Senyum secara otomatis terpatri di wajah cantiknya. Setelah sekian lama, ia dapat merasakan bagaimana tidur di pelukan Saka--suami yang ia cintai. Ya... ini memang salahnya, seharusnya sejak dulu ia tidak bersikap egois sehingga tidak menyia-nyiakan pria ini, mungkin sampai akhir usia ia akan tetap bisa berada di pelukan hangat ini.
Tiba-tiba, perut Saina terasa bergejolak hendak mengeluarkan isi lambungnya membuat Saina reflek membekap mulutnya. Ia bangkit kemudian dengan tergesa-gesa berjalan keluar dari kamar menuju kamar mandi. Suara orang muntah-muntah seketika memenuhi pagi yang cerah tersebut. Suara muntahan itu bahkan sampai mengganggu tidur Saka, membuat pria itu turut membuka matanya.
"Lily?" panggilnya namun hanya disahuti dengan suara muntahan. Lekas saja Saka berjalan menuju kamar mandi tempat suara itu berasal. "Lily? Kamu gak apa-apa?" tanyanya khawatir saat melihat istrinya terduduk lemas.
"Aku gak--" Belum selesai Saina berujar, ia kembali memindahkan isi perutnya. Saka berjalan mendekat, mengurut tengkuk istrinya.
"Lemes banget," keluh Saina setelah memuntahkan seluruh isi perutnya.
Tatapan kekhawatiran dari Saka semakin memancar. "Kamu istirahat aja, ya, di kamar."
Saina menggeleng tak setuju. "Aku belum masak, belum lagi nanti kamu buka warung gak ada yang bantu."
"Hari ini aku gak buka warung, lagi pula lauk pauknya belum dibikin. Untuk urusan rumah biar aku yang urus kamu istirahat aja sampai mendingan," ujar Saka lembut.
"Tapi aku mau bantu," rengek Saina.
"Nurut, Lily! Aku gak mau kamu dan anak kita kenapa-napa." Saka sedikit menaikkan intonasi suaranya membuat Saina diam dan akhirnya mengangguk pelan-pelan, menyetujui titah sang suami.
Melihat hal tersebut, Saka tersenyum. Ia meletakkan satu tangannya di bawah leher sang istri sedangkan satu tangannya lagi di bawah lipatan kaki sang istri. Selanjutnya, ia menggendong istrinya, membawa wanita itu ke kamar. Setelahnya, ia meletakkan Saina dengan lembut di atas tempat tidur kemudian mengecup lembut dahi wanitanya. "Istirahatlah, orang yang kena morning sickness biasanya karena banyak pikiran dan kurang istirahat," ujarnya sebelum meninggalkan kamar.
Batin Saina berdecak kagum, bahkan pria itu tahu tentang morning sickness dan cara mengatasinya. Benar-benar tipe suami idaman yang sayangnya dulu Saina sia-siakan. Tak ingin pikirannya tentang penyesalan berlanjut, Saina memilih menutup matanya, menuruti titah sang suami untuk menutup mata.

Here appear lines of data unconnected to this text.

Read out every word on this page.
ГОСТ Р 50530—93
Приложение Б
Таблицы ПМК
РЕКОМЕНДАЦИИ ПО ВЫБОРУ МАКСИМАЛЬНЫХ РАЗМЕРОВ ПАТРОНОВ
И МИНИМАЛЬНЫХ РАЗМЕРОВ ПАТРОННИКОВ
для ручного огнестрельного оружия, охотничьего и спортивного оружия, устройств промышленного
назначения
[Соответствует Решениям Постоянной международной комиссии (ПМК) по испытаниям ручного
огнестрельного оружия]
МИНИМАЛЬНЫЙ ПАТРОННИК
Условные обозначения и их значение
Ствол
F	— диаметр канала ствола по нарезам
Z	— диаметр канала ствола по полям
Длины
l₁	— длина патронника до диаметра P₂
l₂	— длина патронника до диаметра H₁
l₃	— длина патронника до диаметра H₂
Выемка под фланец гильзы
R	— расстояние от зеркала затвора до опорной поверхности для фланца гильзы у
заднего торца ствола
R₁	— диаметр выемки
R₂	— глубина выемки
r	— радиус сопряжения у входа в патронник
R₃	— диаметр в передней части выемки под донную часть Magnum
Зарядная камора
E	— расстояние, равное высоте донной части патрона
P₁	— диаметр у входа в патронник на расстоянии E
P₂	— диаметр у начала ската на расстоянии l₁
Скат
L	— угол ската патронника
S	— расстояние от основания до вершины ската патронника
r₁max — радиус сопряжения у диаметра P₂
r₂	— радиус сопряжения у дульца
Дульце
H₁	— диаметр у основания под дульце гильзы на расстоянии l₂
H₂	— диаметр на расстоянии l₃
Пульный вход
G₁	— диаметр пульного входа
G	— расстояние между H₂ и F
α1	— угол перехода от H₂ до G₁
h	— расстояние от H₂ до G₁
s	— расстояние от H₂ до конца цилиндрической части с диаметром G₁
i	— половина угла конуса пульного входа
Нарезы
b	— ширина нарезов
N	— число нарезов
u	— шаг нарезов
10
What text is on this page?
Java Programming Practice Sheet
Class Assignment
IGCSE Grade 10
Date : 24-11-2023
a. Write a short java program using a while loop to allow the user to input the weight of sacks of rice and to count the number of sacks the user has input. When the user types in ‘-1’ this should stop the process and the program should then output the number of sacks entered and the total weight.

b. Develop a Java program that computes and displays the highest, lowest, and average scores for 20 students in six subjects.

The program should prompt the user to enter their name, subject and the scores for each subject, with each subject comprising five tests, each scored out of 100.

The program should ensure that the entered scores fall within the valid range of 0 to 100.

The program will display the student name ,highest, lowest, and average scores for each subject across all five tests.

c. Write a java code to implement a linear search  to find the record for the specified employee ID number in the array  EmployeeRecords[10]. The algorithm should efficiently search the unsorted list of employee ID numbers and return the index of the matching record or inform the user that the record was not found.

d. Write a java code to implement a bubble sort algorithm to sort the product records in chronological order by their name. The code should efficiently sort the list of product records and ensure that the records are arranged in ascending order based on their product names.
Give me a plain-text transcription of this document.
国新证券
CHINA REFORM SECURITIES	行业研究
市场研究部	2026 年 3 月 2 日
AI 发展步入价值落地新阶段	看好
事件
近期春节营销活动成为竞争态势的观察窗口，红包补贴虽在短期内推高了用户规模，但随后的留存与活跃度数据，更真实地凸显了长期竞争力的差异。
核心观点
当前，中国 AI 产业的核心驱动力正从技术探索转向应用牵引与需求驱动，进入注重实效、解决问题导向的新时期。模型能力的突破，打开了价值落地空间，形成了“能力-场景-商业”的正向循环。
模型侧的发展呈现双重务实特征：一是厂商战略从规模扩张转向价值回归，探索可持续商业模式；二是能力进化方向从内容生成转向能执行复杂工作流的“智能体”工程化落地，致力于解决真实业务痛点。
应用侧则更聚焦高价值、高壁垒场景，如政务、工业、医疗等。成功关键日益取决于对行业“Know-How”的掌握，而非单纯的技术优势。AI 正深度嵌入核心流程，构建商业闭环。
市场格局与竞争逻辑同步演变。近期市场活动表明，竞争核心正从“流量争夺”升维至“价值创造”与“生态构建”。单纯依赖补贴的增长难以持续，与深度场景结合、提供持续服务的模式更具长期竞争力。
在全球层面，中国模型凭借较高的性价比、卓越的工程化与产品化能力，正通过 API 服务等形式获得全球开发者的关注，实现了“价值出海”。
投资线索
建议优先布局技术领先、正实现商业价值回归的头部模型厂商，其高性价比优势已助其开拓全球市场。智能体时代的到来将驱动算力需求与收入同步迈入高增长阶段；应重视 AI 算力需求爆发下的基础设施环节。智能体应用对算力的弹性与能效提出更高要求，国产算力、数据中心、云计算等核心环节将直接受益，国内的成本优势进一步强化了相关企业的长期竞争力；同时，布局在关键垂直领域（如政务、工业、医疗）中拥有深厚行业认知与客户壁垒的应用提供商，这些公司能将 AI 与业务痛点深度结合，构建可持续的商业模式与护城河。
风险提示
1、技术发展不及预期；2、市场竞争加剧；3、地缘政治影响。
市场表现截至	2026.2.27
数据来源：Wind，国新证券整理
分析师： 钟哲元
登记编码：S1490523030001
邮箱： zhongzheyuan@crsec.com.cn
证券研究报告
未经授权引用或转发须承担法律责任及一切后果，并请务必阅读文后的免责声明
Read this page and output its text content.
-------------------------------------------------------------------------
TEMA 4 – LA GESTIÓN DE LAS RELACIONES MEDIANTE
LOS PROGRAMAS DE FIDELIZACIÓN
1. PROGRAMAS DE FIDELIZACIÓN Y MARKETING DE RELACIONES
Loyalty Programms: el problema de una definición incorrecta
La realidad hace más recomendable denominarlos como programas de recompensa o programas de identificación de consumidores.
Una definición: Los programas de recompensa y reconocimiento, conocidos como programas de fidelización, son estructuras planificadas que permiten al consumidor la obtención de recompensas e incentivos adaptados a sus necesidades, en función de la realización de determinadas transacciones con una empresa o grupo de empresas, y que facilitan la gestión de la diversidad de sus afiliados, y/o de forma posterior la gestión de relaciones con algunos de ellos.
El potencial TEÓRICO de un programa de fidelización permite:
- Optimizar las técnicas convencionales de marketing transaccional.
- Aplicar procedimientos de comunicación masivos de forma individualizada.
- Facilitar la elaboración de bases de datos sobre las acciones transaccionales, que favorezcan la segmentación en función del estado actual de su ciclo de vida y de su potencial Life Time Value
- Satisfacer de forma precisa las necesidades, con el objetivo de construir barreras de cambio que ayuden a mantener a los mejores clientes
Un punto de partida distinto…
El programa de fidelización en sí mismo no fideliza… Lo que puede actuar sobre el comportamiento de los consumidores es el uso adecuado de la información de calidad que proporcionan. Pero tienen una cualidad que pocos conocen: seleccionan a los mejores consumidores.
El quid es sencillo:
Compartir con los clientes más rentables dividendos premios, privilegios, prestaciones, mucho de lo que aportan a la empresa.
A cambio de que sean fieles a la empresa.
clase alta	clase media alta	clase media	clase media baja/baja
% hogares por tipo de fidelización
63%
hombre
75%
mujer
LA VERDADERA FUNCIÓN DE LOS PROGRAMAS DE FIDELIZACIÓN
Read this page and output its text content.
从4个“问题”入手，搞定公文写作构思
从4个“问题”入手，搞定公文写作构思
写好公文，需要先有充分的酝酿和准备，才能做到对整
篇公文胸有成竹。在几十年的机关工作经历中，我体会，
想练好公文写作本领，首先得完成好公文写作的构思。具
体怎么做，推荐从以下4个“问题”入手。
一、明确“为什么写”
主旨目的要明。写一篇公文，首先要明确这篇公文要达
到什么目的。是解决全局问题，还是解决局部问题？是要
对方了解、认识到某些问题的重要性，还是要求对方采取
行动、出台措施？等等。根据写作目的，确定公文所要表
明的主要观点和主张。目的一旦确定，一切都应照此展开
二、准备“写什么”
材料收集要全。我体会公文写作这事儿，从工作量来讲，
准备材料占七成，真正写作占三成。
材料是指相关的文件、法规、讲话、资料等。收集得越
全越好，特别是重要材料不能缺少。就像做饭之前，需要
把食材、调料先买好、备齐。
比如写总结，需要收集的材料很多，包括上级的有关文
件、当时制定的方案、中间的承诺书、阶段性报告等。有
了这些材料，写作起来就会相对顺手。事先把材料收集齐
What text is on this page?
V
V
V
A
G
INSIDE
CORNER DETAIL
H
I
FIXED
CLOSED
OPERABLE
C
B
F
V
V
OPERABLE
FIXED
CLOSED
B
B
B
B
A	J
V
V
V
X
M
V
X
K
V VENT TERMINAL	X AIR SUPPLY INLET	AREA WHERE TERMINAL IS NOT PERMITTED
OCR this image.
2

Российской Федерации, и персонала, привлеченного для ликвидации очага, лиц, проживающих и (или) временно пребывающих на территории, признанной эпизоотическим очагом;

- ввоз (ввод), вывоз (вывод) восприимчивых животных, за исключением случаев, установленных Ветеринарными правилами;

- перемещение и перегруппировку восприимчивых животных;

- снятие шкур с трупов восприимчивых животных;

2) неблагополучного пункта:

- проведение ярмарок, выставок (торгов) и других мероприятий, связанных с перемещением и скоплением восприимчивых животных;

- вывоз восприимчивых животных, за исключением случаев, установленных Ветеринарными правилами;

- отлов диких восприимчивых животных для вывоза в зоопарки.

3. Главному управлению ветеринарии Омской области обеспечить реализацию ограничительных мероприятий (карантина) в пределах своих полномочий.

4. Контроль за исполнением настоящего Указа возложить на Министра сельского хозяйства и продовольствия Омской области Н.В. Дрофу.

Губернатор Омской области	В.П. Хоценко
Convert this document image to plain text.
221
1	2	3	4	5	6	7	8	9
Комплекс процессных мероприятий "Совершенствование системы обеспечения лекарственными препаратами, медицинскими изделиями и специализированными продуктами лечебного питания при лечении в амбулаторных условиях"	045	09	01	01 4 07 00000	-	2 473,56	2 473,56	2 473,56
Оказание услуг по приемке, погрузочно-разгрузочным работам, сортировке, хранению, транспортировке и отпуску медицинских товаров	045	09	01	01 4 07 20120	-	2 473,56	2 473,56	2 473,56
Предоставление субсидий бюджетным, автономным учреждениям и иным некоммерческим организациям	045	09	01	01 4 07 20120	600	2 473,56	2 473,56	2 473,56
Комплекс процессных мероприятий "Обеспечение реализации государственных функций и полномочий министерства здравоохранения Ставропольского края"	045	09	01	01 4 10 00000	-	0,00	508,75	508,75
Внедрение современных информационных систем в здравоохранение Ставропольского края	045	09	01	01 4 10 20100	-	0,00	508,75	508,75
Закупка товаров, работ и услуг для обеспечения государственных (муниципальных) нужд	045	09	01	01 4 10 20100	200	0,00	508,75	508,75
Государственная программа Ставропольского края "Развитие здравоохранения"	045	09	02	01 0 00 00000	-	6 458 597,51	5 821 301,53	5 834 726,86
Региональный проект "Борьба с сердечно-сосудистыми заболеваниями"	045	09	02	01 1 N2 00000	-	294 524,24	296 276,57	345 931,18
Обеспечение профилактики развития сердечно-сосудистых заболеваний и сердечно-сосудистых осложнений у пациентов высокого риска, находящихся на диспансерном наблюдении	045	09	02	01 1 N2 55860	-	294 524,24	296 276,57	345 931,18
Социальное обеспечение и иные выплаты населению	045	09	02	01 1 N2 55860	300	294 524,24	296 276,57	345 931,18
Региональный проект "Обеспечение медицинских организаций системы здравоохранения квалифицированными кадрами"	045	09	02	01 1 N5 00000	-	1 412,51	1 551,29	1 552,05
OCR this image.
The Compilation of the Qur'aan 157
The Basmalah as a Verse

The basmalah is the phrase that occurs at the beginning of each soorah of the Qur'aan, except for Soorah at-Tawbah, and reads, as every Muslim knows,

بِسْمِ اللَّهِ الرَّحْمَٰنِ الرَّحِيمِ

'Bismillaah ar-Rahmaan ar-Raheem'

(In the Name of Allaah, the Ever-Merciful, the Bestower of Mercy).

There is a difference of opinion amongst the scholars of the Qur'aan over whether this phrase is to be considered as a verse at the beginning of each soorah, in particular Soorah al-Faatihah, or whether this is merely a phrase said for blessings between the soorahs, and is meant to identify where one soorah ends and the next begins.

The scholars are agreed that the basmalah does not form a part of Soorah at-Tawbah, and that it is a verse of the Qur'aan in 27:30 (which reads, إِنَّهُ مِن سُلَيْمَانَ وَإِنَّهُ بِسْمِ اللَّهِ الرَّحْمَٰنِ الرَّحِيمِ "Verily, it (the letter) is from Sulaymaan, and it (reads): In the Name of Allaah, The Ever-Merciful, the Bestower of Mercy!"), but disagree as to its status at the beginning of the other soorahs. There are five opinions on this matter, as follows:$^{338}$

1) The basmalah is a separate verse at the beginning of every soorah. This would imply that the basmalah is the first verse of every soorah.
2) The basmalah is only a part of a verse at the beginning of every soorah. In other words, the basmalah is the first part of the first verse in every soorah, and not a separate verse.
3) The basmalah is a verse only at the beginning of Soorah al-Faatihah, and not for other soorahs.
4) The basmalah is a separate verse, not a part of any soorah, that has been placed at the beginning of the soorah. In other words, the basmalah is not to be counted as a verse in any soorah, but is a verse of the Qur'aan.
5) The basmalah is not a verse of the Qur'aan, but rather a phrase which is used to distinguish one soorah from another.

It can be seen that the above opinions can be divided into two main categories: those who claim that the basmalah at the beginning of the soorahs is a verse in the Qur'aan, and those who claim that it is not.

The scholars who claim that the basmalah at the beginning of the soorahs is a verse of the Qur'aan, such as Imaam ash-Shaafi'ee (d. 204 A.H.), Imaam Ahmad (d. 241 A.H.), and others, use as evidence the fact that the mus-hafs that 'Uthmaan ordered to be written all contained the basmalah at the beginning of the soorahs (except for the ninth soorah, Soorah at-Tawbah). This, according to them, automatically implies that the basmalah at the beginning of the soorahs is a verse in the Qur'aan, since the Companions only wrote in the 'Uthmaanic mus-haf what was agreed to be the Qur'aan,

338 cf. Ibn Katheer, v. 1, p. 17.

Lagi pula, morning sickness ini cukup menyiksa dan baik di kehidupan sebelumnya dan di kehidupan ini, Saina sama-sama mengalami penyakit yang biasa diidap oleh para ibu-ibu yang hamil muda, mungkin baik sekarang maupun dulu, ia terlalu banyak berpikir sehingga hampir membuat stres.
~o0o~
Satu jam setelah Saina benar-benar terlelap, Saka kembali memasuki kamar dengan membawa mangkuk berisi sup yang masih mengepulkan asap, membuat siapa pun penyuka makanan sehat dan berkuah tersebut tergiur. Pria itu meletakkan sup serta segelas air putih di atas nakas kemudian mulai membangunkan istrinya yang sedang tertidur lelap.
"Sayang, bangun. Makan dulu yuk?" Saka mencium pipi sang istri beberapa kali sampai wanita itu melenguh karena merasa terganggu dan perlahan mulai membuka matanya.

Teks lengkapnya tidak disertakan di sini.